Una intervención desde la experiencia y la expresión
CuidArte se articula en torno a la terapia psicocreativa, un enfoque que combina disciplinas como la musicoterapia, la arteterapia, el psicodrama, la danza movimiento terapia o el pensamiento creativo. Más allá de las técnicas, el proyecto ha trabajado desde una mirada transversal, poniendo el foco en la estimulación emocional y cognitiva.
Las sesiones han integrado distintos lenguajes —dibujo, sonido, música, expresión corporal, escritura o relajación consciente— con el objetivo de activar capacidades que, en muchos casos, permanecen latentes o necesitan un acompañamiento específico para emerger.
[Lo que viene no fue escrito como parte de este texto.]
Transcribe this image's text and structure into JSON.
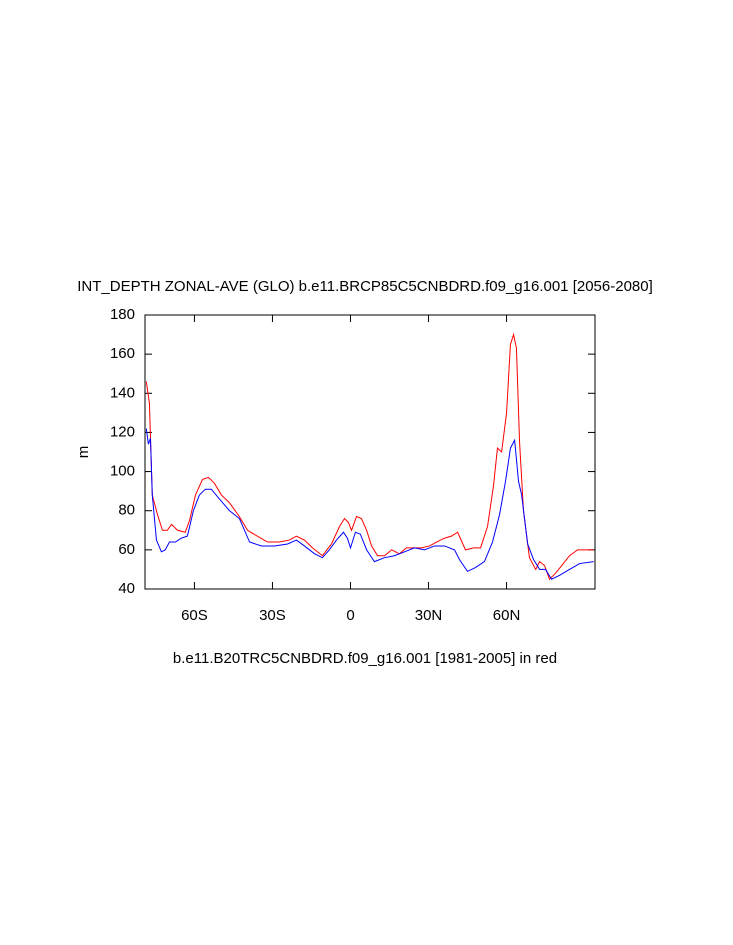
{
  "chart_data": {
    "type": "line",
    "title": "INT_DEPTH ZONAL-AVE (GLO) b.e11.BRCP85C5CNBDRD.f09_g16.001 [2056-2080]",
    "xlabel": "b.e11.B20TRC5CNBDRD.f09_g16.001 [1981-2005] in red",
    "ylabel": "m",
    "xlim": [
      -79,
      94
    ],
    "ylim": [
      40,
      180
    ],
    "xticks": [
      {
        "value": -60,
        "label": "60S"
      },
      {
        "value": -30,
        "label": "30S"
      },
      {
        "value": 0,
        "label": "0"
      },
      {
        "value": 30,
        "label": "30N"
      },
      {
        "value": 60,
        "label": "60N"
      }
    ],
    "yticks": [
      40,
      60,
      80,
      100,
      120,
      140,
      160,
      180
    ],
    "series": [
      {
        "color": "#ff0000",
        "x": [
          -78.5,
          -77.3,
          -76.2,
          -74.2,
          -72.3,
          -70.4,
          -68.8,
          -66.5,
          -63.5,
          -61.9,
          -59.6,
          -56.9,
          -54.6,
          -52.3,
          -49.6,
          -46.5,
          -42.7,
          -39.6,
          -35.8,
          -31.9,
          -27.3,
          -23.5,
          -20.8,
          -17.7,
          -14.6,
          -10.8,
          -7.3,
          -4.2,
          -2.3,
          -0.8,
          0.4,
          2.3,
          4.2,
          6.2,
          8.1,
          10.4,
          13.1,
          15.8,
          18.8,
          21.5,
          24.6,
          27.3,
          30.4,
          33.1,
          36.2,
          38.8,
          41.2,
          44.2,
          47.3,
          50,
          52.7,
          55,
          56.5,
          58.1,
          60,
          61.5,
          62.7,
          63.8,
          65,
          66.5,
          68.8,
          71.2,
          72.7,
          74.6,
          76.5,
          78.8,
          81.2,
          84.2,
          87.3,
          89.6,
          93.5
        ],
        "values": [
          146,
          135,
          88,
          78,
          70,
          70,
          73,
          70,
          69,
          75,
          88,
          96,
          97,
          94,
          88,
          84,
          77,
          70,
          67,
          64,
          64,
          65,
          67,
          65,
          61,
          57,
          63,
          72,
          76,
          74,
          70,
          77,
          76,
          70,
          62,
          57,
          57,
          60,
          58,
          61,
          61,
          61,
          62,
          64,
          66,
          67,
          69,
          60,
          61,
          61,
          72,
          93,
          112,
          110,
          130,
          165,
          170,
          163,
          115,
          80,
          56,
          50,
          54,
          52,
          45,
          48,
          52,
          57,
          60,
          60,
          60
        ]
      },
      {
        "color": "#0000ff",
        "x": [
          -78.5,
          -77.7,
          -76.9,
          -76.2,
          -74.6,
          -72.7,
          -71.2,
          -69.6,
          -67.3,
          -65,
          -62.7,
          -60.4,
          -58.1,
          -55.8,
          -53.5,
          -50.4,
          -46.5,
          -42.7,
          -38.8,
          -34.2,
          -29.2,
          -24.2,
          -20.8,
          -17.7,
          -13.8,
          -10.8,
          -8.1,
          -5.4,
          -2.7,
          -1.2,
          0,
          1.9,
          3.8,
          6.2,
          9.2,
          13.1,
          16.9,
          20.8,
          24.6,
          28.5,
          32.3,
          36.2,
          40,
          41.9,
          45,
          48.1,
          51.5,
          54.6,
          57.3,
          59.6,
          61.5,
          63.1,
          64.6,
          65.8,
          68.1,
          70.4,
          72.7,
          75,
          77.3,
          80.4,
          84.2,
          88.1,
          93.5
        ],
        "values": [
          122,
          114,
          117,
          88,
          65,
          59,
          60,
          64,
          64,
          66,
          67,
          80,
          88,
          91,
          91,
          86,
          80,
          76,
          64,
          62,
          62,
          63,
          65,
          62,
          58,
          56,
          60,
          65,
          69,
          66,
          61,
          69,
          68,
          60,
          54,
          56,
          57,
          59,
          61,
          60,
          62,
          62,
          60,
          55,
          49,
          51,
          54,
          64,
          78,
          95,
          112,
          116,
          95,
          88,
          63,
          55,
          50,
          50,
          45,
          47,
          50,
          53,
          54
        ]
      }
    ]
  }
}
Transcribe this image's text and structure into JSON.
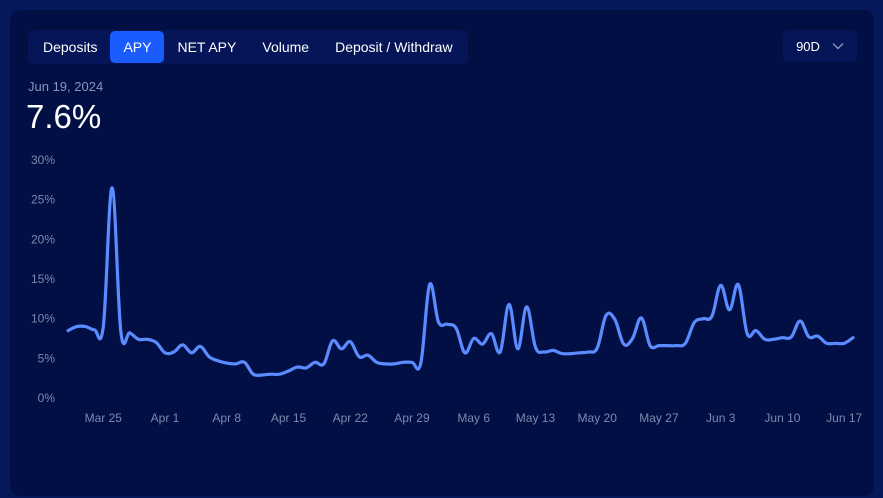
{
  "tabs": [
    {
      "label": "Deposits",
      "active": false
    },
    {
      "label": "APY",
      "active": true
    },
    {
      "label": "NET APY",
      "active": false
    },
    {
      "label": "Volume",
      "active": false
    },
    {
      "label": "Deposit / Withdraw",
      "active": false
    }
  ],
  "range_selector": {
    "value": "90D",
    "icon": "chevron-down-icon"
  },
  "selected_date": "Jun 19, 2024",
  "current_value": "7.6%",
  "colors": {
    "line": "#5b8cff",
    "accent": "#1a5cff",
    "background": "#020f45"
  },
  "chart_data": {
    "type": "line",
    "title": "",
    "xlabel": "",
    "ylabel": "",
    "x_tick_labels": [
      "Mar 25",
      "Apr 1",
      "Apr 8",
      "Apr 15",
      "Apr 22",
      "Apr 29",
      "May 6",
      "May 13",
      "May 20",
      "May 27",
      "Jun 3",
      "Jun 10",
      "Jun 17"
    ],
    "y_tick_labels": [
      "0%",
      "5%",
      "10%",
      "15%",
      "20%",
      "25%",
      "30%"
    ],
    "ylim": [
      0,
      30
    ],
    "grid": false,
    "x_start": "Mar 21",
    "x_end": "Jun 19",
    "series": [
      {
        "name": "",
        "values": [
          8.5,
          9.0,
          9.0,
          8.6,
          9.0,
          26.5,
          8.3,
          8.2,
          7.4,
          7.4,
          7.0,
          5.7,
          5.8,
          6.7,
          5.7,
          6.5,
          5.2,
          4.7,
          4.4,
          4.3,
          4.5,
          3.0,
          2.9,
          3.0,
          3.0,
          3.4,
          3.9,
          3.8,
          4.5,
          4.3,
          7.2,
          6.2,
          7.1,
          5.2,
          5.4,
          4.5,
          4.3,
          4.3,
          4.5,
          4.5,
          4.4,
          14.3,
          9.6,
          9.3,
          8.8,
          5.7,
          7.5,
          6.8,
          8.1,
          5.8,
          11.8,
          6.2,
          11.5,
          6.4,
          5.8,
          6.0,
          5.6,
          5.6,
          5.7,
          5.8,
          6.3,
          10.4,
          9.9,
          6.8,
          7.5,
          10.1,
          6.6,
          6.6,
          6.6,
          6.6,
          6.9,
          9.5,
          10.0,
          10.3,
          14.2,
          11.1,
          14.3,
          8.1,
          8.5,
          7.4,
          7.4,
          7.6,
          7.7,
          9.7,
          7.7,
          7.8,
          6.9,
          6.9,
          6.9,
          7.6
        ]
      }
    ]
  }
}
Lo que sucede cuando se abre un espacio
Los resultados no se miden solo en términos funcionales, sino también en lo que ocurre en lo cotidiano: en los pequeños gestos, en las relaciones que se generan y en los cambios que se perciben. Entre los efectos observados destacan:
- La creación de espacios de convivencia, calma y disfrute compartido
- El refuerzo de la autoestima y de actitudes más positivas
- La estimulación de la psicomotricidad fina y de funciones neurocognitivas
- La activación de la memoria y los recuerdos
- Una mayor atención y participación
- La posibilidad de dar forma y visibilizar la experiencia de la enfermedad a través de procesos creativos
En este sentido, CuidArte no ha funcionado únicamente como una intervención terapéutica, sino también como un espacio de reconocimiento, donde cada persona ha podido expresarse desde su propia experiencia.
Una práctica arraigada en el territorio
El proyecto ha sido desarrollado por Alicia Costa, terapeuta especializada en terapias expresivas con una trayectoria consolidada en el ámbito sanitario y social. Su trabajo abarca contextos diversos —como Alzheimer, salud mental, ictus o pediatría—, así como intervenciones en situaciones de emergencia y proyectos de innovación sociocultural.
Esa combinación de experiencia clínica, sensibilidad artística y conocimiento del territorio se refleja en CuidArte, que se sitúa en un punto de encuentro entre cultura, salud y comunidad.
La cultura como forma de cuidado
CuidArte pone de relieve algo que a menudo pasa desapercibido: el potencial de las prácticas artísticas en contextos sociosanitarios no como complemento, sino como parte central del cuidado.
Desde esta perspectiva, la cultura se entiende como un recurso activo, capaz de generar bienestar, activar procesos personales y contribuir a una visión más amplia e integrada de lo que significa cuidar y cuidarse.
Desde la Fundación Salom Sabar, queremos agradecer a Alicia su sensibilidad y el compromiso con el que ha desarrollado su propuesta. Ha sido un placer contar con este proyecto dentro de Impulsa Cultura y poder acompañarlo en su recorrido, contribuyendo a que propuestas como esta sigan generando espacios de cuidado, creación y encuentro en la Marina Alta.